FIG. 1 is a half sectional view showing a third generation hub unit bearing according to a first example of the embodiment. FIG. 2 is an enlarged view of section A in FIG. FIG. 3 is a cross-sectional view for explaining a method of assembling a hub unit bearing regarding the first example of the embodiment. FIG. 4 is a diagram corresponding to FIG. 2, showing a second example of the embodiment. FIG. 5 is a diagram corresponding to FIG. 2, showing a fourth example of the embodiment. FIG. 6 is a diagram corresponding to FIG. 2, showing a fifth example of the embodiment. FIG. 7 is a diagram corresponding to FIG. 2, showing a modification of the fifth example of the embodiment. FIG. 8 is a diagram corresponding to FIG. 1, showing a sixth example of the embodiment. FIG. 9 is an enlarged view of part B in FIG. 8. FIG. 10 is a diagram corresponding to FIG. 9, showing a first example of a modification of the sixth example of the embodiment. FIG. 11 is a diagram corresponding to FIG. 9, showing a fourth example of a modification of the sixth example of the embodiment. FIG. 12 is a diagram corresponding to FIG. 9, showing a fifth example of a modification of the sixth example of the embodiment. FIG. 13 is a half sectional view showing a first generation hub unit bearing with a conventional structure.

[First example of embodiment]
A first example of the embodiment will be described using FIGS. 1 to 3.

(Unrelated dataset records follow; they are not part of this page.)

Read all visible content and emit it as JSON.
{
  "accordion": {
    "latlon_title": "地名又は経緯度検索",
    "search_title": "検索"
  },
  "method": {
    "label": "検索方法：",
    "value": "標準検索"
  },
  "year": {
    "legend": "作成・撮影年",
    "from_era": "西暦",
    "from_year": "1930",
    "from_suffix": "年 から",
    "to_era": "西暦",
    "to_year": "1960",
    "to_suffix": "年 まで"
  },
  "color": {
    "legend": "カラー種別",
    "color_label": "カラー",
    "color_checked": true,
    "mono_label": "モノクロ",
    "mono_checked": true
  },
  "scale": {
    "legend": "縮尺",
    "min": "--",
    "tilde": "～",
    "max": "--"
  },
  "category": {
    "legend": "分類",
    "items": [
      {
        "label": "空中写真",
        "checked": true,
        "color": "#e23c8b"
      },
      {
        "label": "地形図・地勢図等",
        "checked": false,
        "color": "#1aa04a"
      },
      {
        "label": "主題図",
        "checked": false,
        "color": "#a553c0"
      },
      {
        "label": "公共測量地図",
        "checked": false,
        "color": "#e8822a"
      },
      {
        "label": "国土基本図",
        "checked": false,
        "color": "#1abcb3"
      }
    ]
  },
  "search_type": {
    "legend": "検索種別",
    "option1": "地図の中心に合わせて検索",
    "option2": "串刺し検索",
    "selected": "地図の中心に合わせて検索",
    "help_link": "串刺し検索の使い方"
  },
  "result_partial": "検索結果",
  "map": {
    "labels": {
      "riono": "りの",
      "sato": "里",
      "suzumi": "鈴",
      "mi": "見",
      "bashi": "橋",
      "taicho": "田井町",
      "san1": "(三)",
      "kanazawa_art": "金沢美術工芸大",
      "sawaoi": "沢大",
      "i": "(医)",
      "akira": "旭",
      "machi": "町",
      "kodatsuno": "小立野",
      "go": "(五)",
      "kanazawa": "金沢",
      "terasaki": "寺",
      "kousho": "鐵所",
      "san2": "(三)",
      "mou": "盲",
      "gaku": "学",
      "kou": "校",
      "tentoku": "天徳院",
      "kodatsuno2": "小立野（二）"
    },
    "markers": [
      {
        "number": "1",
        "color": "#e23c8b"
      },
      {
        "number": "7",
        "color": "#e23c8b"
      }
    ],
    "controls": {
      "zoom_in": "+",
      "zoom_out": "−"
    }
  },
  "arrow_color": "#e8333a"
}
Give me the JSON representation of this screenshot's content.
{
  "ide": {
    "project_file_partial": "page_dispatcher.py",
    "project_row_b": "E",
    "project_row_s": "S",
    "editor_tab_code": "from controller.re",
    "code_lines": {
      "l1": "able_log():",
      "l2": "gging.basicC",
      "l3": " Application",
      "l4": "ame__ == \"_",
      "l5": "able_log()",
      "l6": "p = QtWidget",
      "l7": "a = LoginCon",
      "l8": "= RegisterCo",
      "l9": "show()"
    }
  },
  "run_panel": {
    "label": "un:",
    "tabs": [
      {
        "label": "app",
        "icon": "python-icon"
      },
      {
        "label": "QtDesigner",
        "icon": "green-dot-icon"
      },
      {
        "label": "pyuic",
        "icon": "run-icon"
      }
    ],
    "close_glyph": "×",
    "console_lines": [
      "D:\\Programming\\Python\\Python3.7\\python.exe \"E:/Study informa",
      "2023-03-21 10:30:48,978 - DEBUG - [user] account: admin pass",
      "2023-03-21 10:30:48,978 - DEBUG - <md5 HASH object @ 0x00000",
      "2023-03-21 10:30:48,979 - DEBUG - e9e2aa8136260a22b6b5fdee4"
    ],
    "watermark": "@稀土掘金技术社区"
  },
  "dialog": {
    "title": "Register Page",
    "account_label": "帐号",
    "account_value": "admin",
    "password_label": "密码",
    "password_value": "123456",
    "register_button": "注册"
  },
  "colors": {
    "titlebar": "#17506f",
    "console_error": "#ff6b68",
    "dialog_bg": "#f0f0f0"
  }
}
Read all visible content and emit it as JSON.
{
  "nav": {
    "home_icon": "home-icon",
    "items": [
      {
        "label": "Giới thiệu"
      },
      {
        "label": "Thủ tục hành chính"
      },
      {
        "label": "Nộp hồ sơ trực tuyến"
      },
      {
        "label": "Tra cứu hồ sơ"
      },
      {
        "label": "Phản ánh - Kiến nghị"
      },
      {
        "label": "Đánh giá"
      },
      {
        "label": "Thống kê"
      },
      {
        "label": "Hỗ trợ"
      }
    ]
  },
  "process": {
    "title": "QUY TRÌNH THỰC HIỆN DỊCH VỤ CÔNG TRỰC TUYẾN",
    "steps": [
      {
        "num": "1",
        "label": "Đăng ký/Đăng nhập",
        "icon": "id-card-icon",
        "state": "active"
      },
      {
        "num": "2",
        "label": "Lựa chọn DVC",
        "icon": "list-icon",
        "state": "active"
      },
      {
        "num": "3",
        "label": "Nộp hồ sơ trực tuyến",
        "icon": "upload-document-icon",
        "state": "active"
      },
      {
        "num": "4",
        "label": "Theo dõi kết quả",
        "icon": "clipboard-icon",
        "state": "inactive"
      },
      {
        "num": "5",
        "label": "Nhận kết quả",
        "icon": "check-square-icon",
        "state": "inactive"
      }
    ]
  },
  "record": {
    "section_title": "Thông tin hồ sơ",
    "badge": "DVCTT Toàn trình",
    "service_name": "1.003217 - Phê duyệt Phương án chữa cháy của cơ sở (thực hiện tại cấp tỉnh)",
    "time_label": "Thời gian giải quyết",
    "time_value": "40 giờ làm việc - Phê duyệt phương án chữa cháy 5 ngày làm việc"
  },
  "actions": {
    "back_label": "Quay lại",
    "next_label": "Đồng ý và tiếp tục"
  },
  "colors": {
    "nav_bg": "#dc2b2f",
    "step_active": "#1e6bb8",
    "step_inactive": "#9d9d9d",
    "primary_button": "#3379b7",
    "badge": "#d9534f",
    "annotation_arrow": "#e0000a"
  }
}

[Structure of hub unit bearing]
The hub unit bearing 1 is a so-called third generation hub unit bearing of an inner ring rotating type and for a driven wheel. The hub unit bearing 1 includes an outer ring 2, a hub 3, a plurality of rolling elements 4a and 4b, an outer sealing member 5, and an inner sealing member 6.
Regarding the hub unit bearing 1, the axially outer side is the left side in FIGS. 1 to 3, which is the outer side in the width direction of the vehicle when assembled to the vehicle, and the axially inner side is the outer side in the width direction of the vehicle when assembled to the vehicle. This is the right side of FIGS. 1 to 3, which is the center side in the direction. Further, the axial direction, radial direction, and circumferential direction refer to each direction regarding the hub 3 unless otherwise specified.

The outer ring 2 is made of hard metal such as medium carbon steel and has a substantially cylindrical shape. The outer ring 2 has double-row outer ring raceways 7a and 7b on its inner circumferential surface, and has a stationary flange 8 projecting radially outward at an axially intermediate portion of its outer circumferential surface. The stationary flange 8 has support holes 9 extending in the axial direction at a plurality of locations in the circumferential direction. The outer ring 2 is supported and fixed to a suspension device, which is a member on the vehicle body side, by bolts inserted into the support holes 9, and does not rotate during use.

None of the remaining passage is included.